Edit: didn't try an "unreferenced" disk
 
Last edited:
If an administrator can manually move it outside an HA pool, they can also manually ‘fix’ your hardware assignment. Most licensing model does not care about which two hosts, just no more than 2, eg. if a node dies or even the licensed parts get a warranty replacement, if you have hardware locked it (those are OEM license in Microsoft parlance and not entirely kosher for individual purchase) you would need to buy a “new one” rather than just transferring it.
 
Last edited:
Microsoft SPLA licensing unfortunately is 'on any core on which it might possibly run' so one is supposed to license all cores in a cluster. Or, "just buy Datacenter" which has unlimited VM counts.

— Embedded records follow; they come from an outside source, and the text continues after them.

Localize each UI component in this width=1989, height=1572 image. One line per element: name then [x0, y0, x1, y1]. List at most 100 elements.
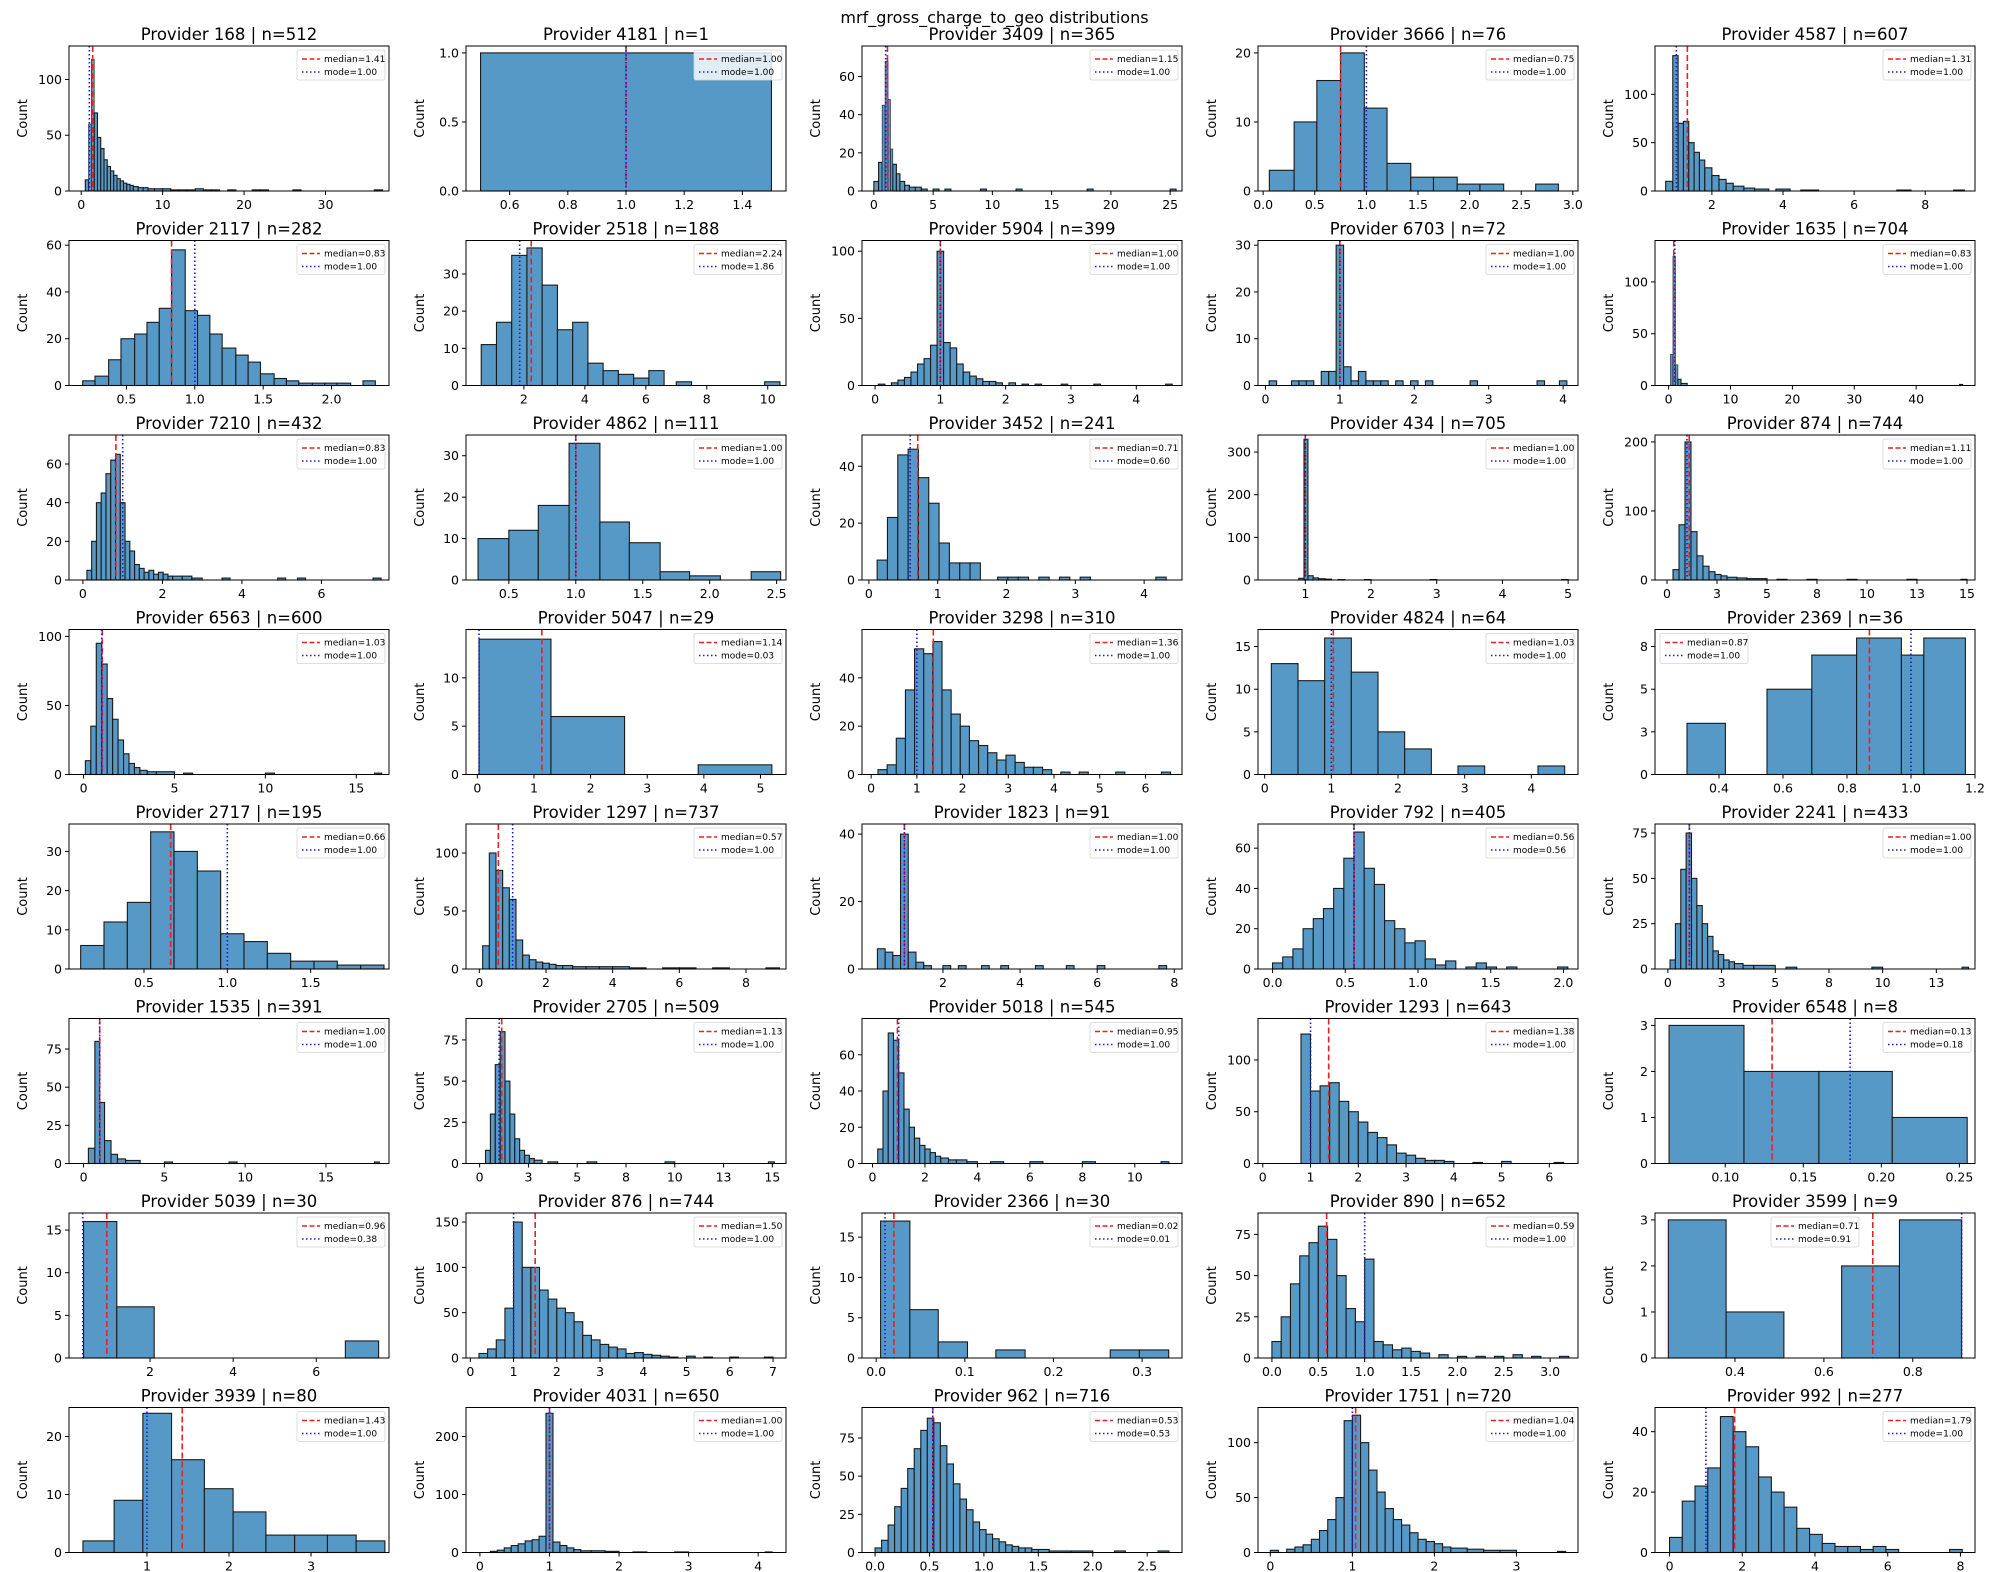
legend-mode-label: mode=1.00 — [1513, 263, 1566, 273]
legend-median-label: median=0.83 — [324, 250, 385, 260]
histogram-bar — [886, 764, 897, 776]
legend: median=1.14 mode=0.03 — [693, 633, 783, 664]
y-tick-label: 50 — [839, 311, 855, 326]
histogram-bar — [914, 186, 922, 192]
x-tick-label: 10 — [1859, 586, 1875, 601]
histogram-bar — [94, 375, 110, 387]
histogram-bar — [1821, 1542, 1836, 1554]
y-tick-label: 0 — [1640, 1156, 1648, 1171]
legend: median=0.87 mode=1.00 — [1659, 633, 1749, 664]
histogram-bar — [1348, 1111, 1359, 1165]
x-tick-label: 1 — [913, 781, 921, 796]
x-tick-label: 2.0 — [1083, 1559, 1103, 1572]
x-tick-label: 0.0 — [866, 1364, 886, 1379]
legend-mode-label: mode=1.00 — [1513, 68, 1566, 78]
histogram-bar — [1297, 680, 1326, 776]
histogram-bar — [1377, 731, 1406, 776]
panel-title: Provider 3298 | n=310 — [929, 609, 1116, 628]
y-tick-label: 10 — [46, 1487, 62, 1502]
histogram-bar — [1479, 183, 1505, 192]
y-tick-label: 50 — [46, 698, 62, 713]
histogram-bar — [1395, 1152, 1407, 1165]
histogram-bar — [602, 370, 619, 387]
histogram-bar — [884, 951, 894, 970]
histogram-bar — [1376, 1491, 1386, 1554]
y-tick-label: 40 — [46, 495, 62, 510]
histogram-bar — [1424, 380, 1434, 387]
x-tick-label: 0 — [870, 197, 878, 212]
histogram-bar — [360, 964, 385, 970]
y-tick-label: 40 — [1632, 1424, 1648, 1439]
histogram-bar — [1475, 962, 1487, 970]
panel-title: Provider 3666 | n=76 — [1330, 25, 1507, 44]
x-tick-label: 8 — [1956, 1559, 1964, 1572]
x-tick-label: 0 — [865, 586, 873, 601]
histogram-bar — [892, 954, 902, 970]
histogram-bar — [995, 1349, 1026, 1359]
legend-mode-label: mode=0.56 — [1513, 846, 1566, 856]
histogram-bar — [120, 338, 136, 387]
x-tick-label: 2 — [1708, 197, 1716, 212]
histogram-bar — [923, 358, 932, 387]
x-tick-label: 0.15 — [1789, 1170, 1817, 1185]
x-tick-label: 2.5 — [1137, 1559, 1157, 1572]
y-tick-label: 100 — [831, 244, 855, 259]
legend-mode-label: mode=1.00 — [721, 1041, 774, 1051]
legend: median=1.43 mode=1.00 — [296, 1411, 386, 1442]
y-tick-label: 60 — [46, 457, 62, 472]
y-axis-label: Count — [16, 1461, 31, 1500]
histogram-bar — [290, 960, 315, 970]
histogram-panel: Provider 876 | n=744 0 1 2 3 4 5 6 7 0 50 100 150 Cou… — [413, 1192, 787, 1379]
histogram-bar — [1404, 748, 1432, 776]
y-tick-label: 0 — [847, 184, 855, 199]
x-tick-label: 0.4 — [1725, 1364, 1745, 1379]
axes-frame — [1654, 45, 1976, 192]
x-tick-label: 1.2 — [674, 197, 694, 212]
y-axis-label: Count — [809, 1461, 824, 1500]
panel-title: Provider 962 | n=716 — [934, 1387, 1111, 1406]
y-tick-label: 100 — [1624, 503, 1648, 518]
y-tick-label: 0 — [847, 573, 855, 588]
legend: median=0.75 mode=1.00 — [1485, 49, 1575, 81]
histogram-bar — [556, 329, 574, 387]
x-tick-label: 6 — [1026, 1170, 1034, 1185]
x-tick-label: 3 — [307, 1559, 315, 1572]
x-tick-label: 2.0 — [1447, 1364, 1467, 1379]
histogram-bar — [881, 1539, 889, 1554]
legend-mode-label: mode=1.00 — [1117, 652, 1170, 662]
x-tick-label: 5 — [1564, 586, 1572, 601]
histogram-bar — [162, 573, 169, 581]
histogram-bar — [478, 1352, 489, 1359]
histogram-bar — [1425, 1540, 1435, 1554]
y-tick-label: 0 — [847, 1545, 855, 1560]
histogram-bar — [197, 314, 211, 387]
axes-frame — [861, 823, 1183, 970]
histogram-panel: Provider 1297 | n=737 0 2 4 6 8 0 50 100 Count med… — [413, 803, 787, 990]
x-tick-label: 3 — [643, 781, 651, 796]
panel-title: Provider 890 | n=652 — [1330, 1192, 1507, 1211]
panel-title: Provider 2369 | n=36 — [1727, 609, 1904, 628]
x-tick-label: 0 — [476, 1559, 484, 1572]
histogram-bar — [1707, 1467, 1722, 1554]
panel-title: Provider 2705 | n=509 — [533, 998, 720, 1017]
histogram-bar — [209, 333, 223, 387]
histogram-bar — [1363, 107, 1388, 192]
histogram-bar — [528, 1158, 535, 1165]
y-tick-label: 0 — [847, 962, 855, 977]
y-tick-label: 2 — [1640, 1064, 1648, 1079]
y-tick-label: 25 — [1632, 916, 1648, 931]
histogram-bar — [1363, 867, 1375, 970]
legend-median-label: median=1.31 — [1910, 55, 1971, 65]
y-tick-label: 20 — [839, 145, 855, 160]
y-tick-label: 20 — [839, 516, 855, 531]
y-tick-label: 25 — [1235, 1309, 1251, 1324]
histogram-bar — [1384, 1508, 1394, 1554]
histogram-bar — [1410, 1350, 1421, 1359]
y-tick-label: 50 — [1632, 871, 1648, 886]
axes-frame — [1257, 1212, 1579, 1359]
x-tick-label: 4 — [1450, 1170, 1458, 1185]
histogram-bar — [909, 1309, 939, 1359]
histogram-bar — [221, 347, 237, 387]
histogram-bar — [113, 1499, 144, 1554]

So yes in case if multiple server outage we could (would have to) fix it or unlock it or whatever, to get it online, and then pay for additional cores that month.

Agree, OEM licensing isn't valid for this purpose (cluster hosting).
 
Be careful, a hack solution to limit cluster nodes may also not be valid for that licensing model. That is exactly what got some providers in trouble, you need to license on any system in your datacenter/cluster that it could possibly run on, even if that host is idle. The limit is not through some self-defined software loophole, the limit is defined as physical systems your company is deploying VMs to and what Microsoft may reasonably assume it could run on. The intention is that you can flexibly license and resell the license, I don’t know if you can use it internally if you’re not reselling.
 
Last edited:
That's basically what I had understood. The end of that one sentence is the relevant part to this thread I think: "License the hardware per processor for the host fabric in which an instance can run."
 
For Azure they define fabric as "a platform that not only hosts distributed applications, but also helps manage their lifecycle independently of the hosting VM". There is a legal definition you can find that gets pretty close to that description as well.

If the third node participates in any way in the lifecycle (which I would suggest is as simple as participating in the quorum for the other nodes), then you've got to license it.
 
That's basically what I had understood. The end of that one sentence is the relevant part to this thread I think: "License the hardware per processor for the host fabric in which an instance can run."
Yup, any host that the VM touches should be properly licensed. Haven't seen a contract which states I must pay for processors on nodes I'm not using (that's regular enterprise contracts, I have not experience as service provider)

I could always move VM to any physical server laying around.
 
https://blogs.vmware.com/cloud/2020/09/29/microsoft-spla-licensing-release-update/#:~:text=How will it work?,Windows licensing on and off.

http://cc.cnetcontent.com/vcs/hp/in...EAAE25A089367509064BDFDAF253_source.pdf#page2

Clearly says it’s for the cluster or “host fabric” which includes any system participating in providing network and storage, and depending on the licensing you need to license sufficient for both the number of host and potentially cores.
Would love to see a similar document mentioning newer versions. Licensing rules change from time to time.